Quotes to make you Question…

Quotes to make you Question…

Here are two quotes from around the blogosphere. The first was posted by Liberal Pastor in a discussion that I’ve also been involved in on a biochemist’s blog:

Joining this debate late. I am one of those liberal Christians. I do not in any way believe in a supernatural God. Am I an atheist? Perhaps I will take a crack at addressing the issue in another reply.

I wanted to comment more specifically on how it is possible to call oneself a Christian and not believe in a supernatural God. It is simple; I find the way of life and the vision of the human Jesus compelling. I seek as much as possible to pattern my life after him. That makes me a Christian.

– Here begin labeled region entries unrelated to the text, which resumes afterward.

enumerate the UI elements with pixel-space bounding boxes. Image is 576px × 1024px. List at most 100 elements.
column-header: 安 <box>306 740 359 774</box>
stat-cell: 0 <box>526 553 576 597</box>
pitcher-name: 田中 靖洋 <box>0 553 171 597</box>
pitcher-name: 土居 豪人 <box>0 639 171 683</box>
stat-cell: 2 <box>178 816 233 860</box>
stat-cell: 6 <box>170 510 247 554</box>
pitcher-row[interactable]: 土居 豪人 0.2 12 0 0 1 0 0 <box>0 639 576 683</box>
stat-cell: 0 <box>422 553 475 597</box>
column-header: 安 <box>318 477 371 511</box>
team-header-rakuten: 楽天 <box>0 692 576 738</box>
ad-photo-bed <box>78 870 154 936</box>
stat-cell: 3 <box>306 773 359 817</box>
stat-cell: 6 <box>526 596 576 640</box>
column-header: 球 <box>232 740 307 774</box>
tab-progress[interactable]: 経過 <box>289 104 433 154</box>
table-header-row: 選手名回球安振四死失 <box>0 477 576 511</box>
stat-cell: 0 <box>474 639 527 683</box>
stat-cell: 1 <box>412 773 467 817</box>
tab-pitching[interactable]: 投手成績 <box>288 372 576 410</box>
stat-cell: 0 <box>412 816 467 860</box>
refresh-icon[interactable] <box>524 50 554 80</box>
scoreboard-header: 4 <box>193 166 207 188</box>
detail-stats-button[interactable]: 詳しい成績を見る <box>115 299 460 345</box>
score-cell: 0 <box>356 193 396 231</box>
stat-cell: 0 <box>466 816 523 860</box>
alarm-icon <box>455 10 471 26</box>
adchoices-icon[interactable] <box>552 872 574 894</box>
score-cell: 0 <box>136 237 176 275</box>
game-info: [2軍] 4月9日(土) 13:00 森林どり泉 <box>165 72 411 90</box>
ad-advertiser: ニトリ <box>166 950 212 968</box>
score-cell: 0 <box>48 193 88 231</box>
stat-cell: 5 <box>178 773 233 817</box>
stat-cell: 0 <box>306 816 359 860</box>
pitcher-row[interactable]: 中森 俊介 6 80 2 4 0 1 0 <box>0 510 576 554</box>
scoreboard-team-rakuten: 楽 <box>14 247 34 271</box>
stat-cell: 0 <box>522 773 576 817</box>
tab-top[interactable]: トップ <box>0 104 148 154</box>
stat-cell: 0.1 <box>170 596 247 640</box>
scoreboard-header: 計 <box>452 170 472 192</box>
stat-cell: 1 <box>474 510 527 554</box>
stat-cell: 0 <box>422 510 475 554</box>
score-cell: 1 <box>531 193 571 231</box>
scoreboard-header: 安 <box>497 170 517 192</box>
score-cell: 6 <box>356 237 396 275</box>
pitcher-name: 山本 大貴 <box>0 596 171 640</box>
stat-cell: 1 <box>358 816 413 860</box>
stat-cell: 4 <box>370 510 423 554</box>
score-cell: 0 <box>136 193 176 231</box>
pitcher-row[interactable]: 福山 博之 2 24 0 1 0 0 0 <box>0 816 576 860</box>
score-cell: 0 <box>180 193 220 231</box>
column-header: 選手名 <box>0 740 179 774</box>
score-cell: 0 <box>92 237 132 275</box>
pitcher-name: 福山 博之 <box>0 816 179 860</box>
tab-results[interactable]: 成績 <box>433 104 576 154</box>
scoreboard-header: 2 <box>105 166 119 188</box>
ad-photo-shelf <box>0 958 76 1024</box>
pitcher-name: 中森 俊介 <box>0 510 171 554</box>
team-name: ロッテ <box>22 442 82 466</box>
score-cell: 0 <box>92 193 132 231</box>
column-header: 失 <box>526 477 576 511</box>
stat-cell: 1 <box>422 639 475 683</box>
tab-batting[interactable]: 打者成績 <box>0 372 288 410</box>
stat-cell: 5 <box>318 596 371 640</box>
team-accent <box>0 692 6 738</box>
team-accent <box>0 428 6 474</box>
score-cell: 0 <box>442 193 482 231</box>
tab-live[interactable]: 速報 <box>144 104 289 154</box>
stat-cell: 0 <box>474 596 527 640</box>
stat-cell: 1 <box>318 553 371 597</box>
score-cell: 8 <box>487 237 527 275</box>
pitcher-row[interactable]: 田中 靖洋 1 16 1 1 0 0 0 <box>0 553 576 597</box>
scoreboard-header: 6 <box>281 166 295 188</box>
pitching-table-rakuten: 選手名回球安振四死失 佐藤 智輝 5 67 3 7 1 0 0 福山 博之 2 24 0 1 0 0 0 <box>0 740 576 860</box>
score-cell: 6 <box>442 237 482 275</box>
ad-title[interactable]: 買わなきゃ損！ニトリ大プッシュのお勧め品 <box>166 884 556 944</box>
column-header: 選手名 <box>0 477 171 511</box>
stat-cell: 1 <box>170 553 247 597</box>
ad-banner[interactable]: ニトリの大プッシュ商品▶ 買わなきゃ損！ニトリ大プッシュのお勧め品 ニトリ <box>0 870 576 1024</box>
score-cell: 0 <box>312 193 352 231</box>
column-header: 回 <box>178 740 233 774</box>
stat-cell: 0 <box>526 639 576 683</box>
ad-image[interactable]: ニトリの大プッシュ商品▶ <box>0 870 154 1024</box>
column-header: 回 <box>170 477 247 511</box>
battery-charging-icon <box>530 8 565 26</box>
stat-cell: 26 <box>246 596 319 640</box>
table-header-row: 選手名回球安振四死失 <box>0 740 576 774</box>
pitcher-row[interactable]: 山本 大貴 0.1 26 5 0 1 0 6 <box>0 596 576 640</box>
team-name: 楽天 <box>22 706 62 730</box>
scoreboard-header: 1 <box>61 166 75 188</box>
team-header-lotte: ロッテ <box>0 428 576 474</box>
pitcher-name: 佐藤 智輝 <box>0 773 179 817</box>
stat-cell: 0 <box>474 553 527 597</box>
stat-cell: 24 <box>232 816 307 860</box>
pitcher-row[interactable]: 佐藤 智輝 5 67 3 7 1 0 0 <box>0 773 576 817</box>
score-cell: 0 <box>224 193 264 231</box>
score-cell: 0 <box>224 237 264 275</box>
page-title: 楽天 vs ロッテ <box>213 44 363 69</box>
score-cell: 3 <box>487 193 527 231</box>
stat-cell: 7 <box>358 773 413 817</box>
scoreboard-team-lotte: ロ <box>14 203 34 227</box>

For the last two hundred years there has been a serious effort in the field of biblical scholarship to discover who was the real Jesus – as a human. This scholarship has always recognized that the gospel accounts are not historical works on the life of Jesus – they are theological reflections on the significance of Jesus which also happen to contain bits of remembered history about him. The scholarship has sought to separate the man from the myth.

For many of us, the question is: what was it about him that caused those who were with him to look at him and say: this is God among us. Since they lived in a world that believed in a supernatural deity, miracles, virgin births of great leaders, etc., it is not surprising to realize that they used that language to talk about him. (Just as Seutonius did in writing the Lives of the Twelve Caesars – in fact it has long been recognized in scholarship that the gospel writers were also writing “lives” as a counter-story to this kind of writing.)

But why write about the peasant Jesus? Was it all a fraud? Or was there something about the way he lived and died that made people talk about him with God language?

I think there was something about him. Just as there was something about the Buddha that made his followers reflect on his significance in the language of their culture and become followers. They were, Jesus and Buddha, in their day, transformational figures.

For me, it is the way of Jesus that matters: peace, simplicity, inclusive community that ignores cultural barriers, taking a stand against injustice to the point of being willing to pay the price (there are some things that are worth living and dying for), etc.

Was Jesus also wrong about some things? Almost certainly. He was a man. It is quite possible that he shared the end-times views of many people in his day and believed that God was about to intervene. He may have even believed that his actions were going to help usher in that moment. If so, he was wrong, just as countless humans have been through the ages.

It is not a deal-breaker for me, because I don’t believe in supernatural deities or humans who can do supernatural miracles or be dead and then come to life again. It is what he got right that matters to me. And I am not alone among Christians. I am where (or in the neighborhood of where) most liberal Christians are, which is why the God argument for us is a bogeyman. It sells books for some scientists and I guess makes them rich, and it fires up the fundies and gives them another excuse to keep the fires of fear raging, but it misses the point. We live in a real world with real problems, and addressing those problems and making the world a better place is what liberal Christians care about.

The second, from Philip Blosser, is shared by Michael Samson on the blog Rome Is Where The Heart Is, is about the Protestant approach to Scripture the canon of which was defined by the Church:

The honest Protestant Bible student has little ground for easily presuming that his private interpretation of the issues that divide the Protestant denominations is necessarily the right one, or that the 2000 year-old consensus of millions of Catholics on every inhabited continent is necessarily wrong. It would be untoward ignorance to assume that he is the first person in history to have carefully examined Scripture; and presumptuous arrogance to assume that he is the first to have understood it. Where was the Holy Spirit for these two thousand years? What about the centuries upon centuries through which the Christian faith was preserved, passed down from generation to generation, and carried by missionary monks to our barbarian ancestors in Europe? What about the millenia of godly champions of the faith, such as St. Augustine, St. Jerome, Pope Leo, Pope Gregory, St. Benedict, St. Anselm, St. Bonaventure, St. Bernard, St. Francis of Assisi, St. Thomas Aquinas, St. Francis Xavier (the first missionary to Japan), and John Henry Newman, for starters? What about the early bishops who personally knew the apostles, like Ignatius of Antioch (the third successive bishop of that city), and who claimed to have had passed on to them the delegated authority of the apostles to stand in their place as divinely commissioned guardians and interpreters of the apostolic faith, and passed on this conviction (together with this claim of authority) from generation to generation through the laying on of hands? What about the popes and bishops who settled the Trinitarian and Christological controversies of the early Ecumenical Councils, who declared “This is orthodox” and “That is heterodox,” “This is canonical” and “That is not,” and preserved and passed down the Bible and the the meaning of its message to us? Were they all mistaken in their “Romish” beliefs? Were these all partially confused, partially misinformed, partially benighted unfortunates who lost their way under the bondage of Rome, until, at last, with the advent of the modern Protestant Bible student, with his NIV Study Bible and Zondervan Concordance and CD-ROM Bible Dictionary, the light of truth has finally dawned?

One quote from a Conservative Catholic, the other from a Liberal Protestant. Presumably there’ll be something here that is thought-provoking for just about everyone!